Like a lot of other people, when I watched the last Democratic Presidential Debates, I was intrigued with Marianne Williamson. I am an early, all-in supporter of Elizabeth Warren, and I don't feel Williamson's background is what we need in a president, but damn, I loved the emotional, non-political way she called out the darkness of the current administration. I was not at all surprised to read later that, during the debates, hers was the most often searched name, because I was one of those millions who sat there with my phone and did just that.
I had not previously read her books, but when somebody is this popular and so many swear by her, after a point I'm willing to see what the fuss is about. I didn't download her latest, A Politics of Love, because, as I said, I don't think she's presidential material. Instead I went back to her first big hit, Return to Love, and started reading it on my Kindle each morning while I pedaled my stationary bike.
Her life is inherently interesting to me since we are the same age, which means we were experiencing the same cultural and historical influences at the same time. (Turns out that's about all we have in common, though.) I let her words wash over me each morning, and a lot of it makes sense in the way it does coming out of other self-help/spiritual/Buddhist writers…..We can't change others, only ourselves. It's better to give out love than hate. We can't control everything, so give up trying etc.
I appreciate that she uses some of her own stories for illustration, but I'm finding I just can't relate. She had a crush on a gay guy and had to go to a lot of trouble to "release him," she pats herself on the back for directing a new boyfriend to give his ex a call to make her feel better, she spends two weeks mentally forgiving a guy for standing her up for a date, then blows him off (but oh so wisely and nicely) when he finally calls. Marianne! It's not that complicated! If a guy stiffs you, he's a flake, and unless you want to hook up with a flake, that relationship is over as soon as he doesn't call the next day with an amazingly good excuse, like he's in the hospital after a car accident.
Apparently she wrote this book just after she had her one baby, a daughter. According to Google, she has never named the baby's father and at one point mentioned in passing that she had once been married "for about a minute and a half."

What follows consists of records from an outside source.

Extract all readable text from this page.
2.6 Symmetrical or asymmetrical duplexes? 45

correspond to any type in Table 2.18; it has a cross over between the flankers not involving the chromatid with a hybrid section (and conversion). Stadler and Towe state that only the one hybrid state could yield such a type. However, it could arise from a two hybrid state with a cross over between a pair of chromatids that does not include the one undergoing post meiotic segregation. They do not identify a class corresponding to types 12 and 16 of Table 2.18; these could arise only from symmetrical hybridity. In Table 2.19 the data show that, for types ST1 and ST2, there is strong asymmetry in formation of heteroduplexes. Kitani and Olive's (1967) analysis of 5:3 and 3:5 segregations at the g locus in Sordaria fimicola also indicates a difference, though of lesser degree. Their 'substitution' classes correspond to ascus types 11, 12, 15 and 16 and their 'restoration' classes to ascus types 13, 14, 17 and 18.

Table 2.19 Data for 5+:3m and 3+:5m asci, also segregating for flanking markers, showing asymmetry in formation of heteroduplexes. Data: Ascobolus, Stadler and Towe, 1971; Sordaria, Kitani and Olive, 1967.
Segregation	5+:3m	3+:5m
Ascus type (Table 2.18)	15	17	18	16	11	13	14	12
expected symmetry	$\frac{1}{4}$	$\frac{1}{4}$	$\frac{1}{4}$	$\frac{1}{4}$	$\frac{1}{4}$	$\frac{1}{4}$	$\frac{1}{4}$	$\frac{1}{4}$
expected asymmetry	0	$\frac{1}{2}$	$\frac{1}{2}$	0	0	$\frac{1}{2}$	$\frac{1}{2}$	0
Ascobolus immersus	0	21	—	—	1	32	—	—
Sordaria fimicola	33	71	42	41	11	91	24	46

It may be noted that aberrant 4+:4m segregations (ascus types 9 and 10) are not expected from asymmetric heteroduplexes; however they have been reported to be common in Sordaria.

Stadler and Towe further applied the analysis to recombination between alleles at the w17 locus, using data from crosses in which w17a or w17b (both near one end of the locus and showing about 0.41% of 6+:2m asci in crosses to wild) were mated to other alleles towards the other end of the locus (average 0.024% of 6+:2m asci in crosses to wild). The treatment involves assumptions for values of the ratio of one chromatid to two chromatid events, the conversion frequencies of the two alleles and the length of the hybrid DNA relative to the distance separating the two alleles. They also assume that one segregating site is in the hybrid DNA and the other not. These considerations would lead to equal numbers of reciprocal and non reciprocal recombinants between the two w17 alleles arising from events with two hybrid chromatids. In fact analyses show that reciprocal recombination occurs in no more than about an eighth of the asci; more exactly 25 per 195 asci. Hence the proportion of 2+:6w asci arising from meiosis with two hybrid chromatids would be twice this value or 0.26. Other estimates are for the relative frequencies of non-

So, I'm wondering: Where's the advice for the people not experiencing an on-going dating life? Worrying about whether guys are telling you often enough how desirable you are? What if you're sticking with the same guy, one day at a time, for forty-five years? Honestly, Marianne Williamson doesn't have a clue about the three-ring circus grown children and grandchildren can produce.
But then, when you check it out, isn't that the case with a lot of these self-help/spiritual advisors? The people who write books telling others how to live don't necessarily have the personal lives you'd most want to emulate.
Oh, well! Good for her for speaking up against Donald Trump!!! (Trumpian exclamation points!!!)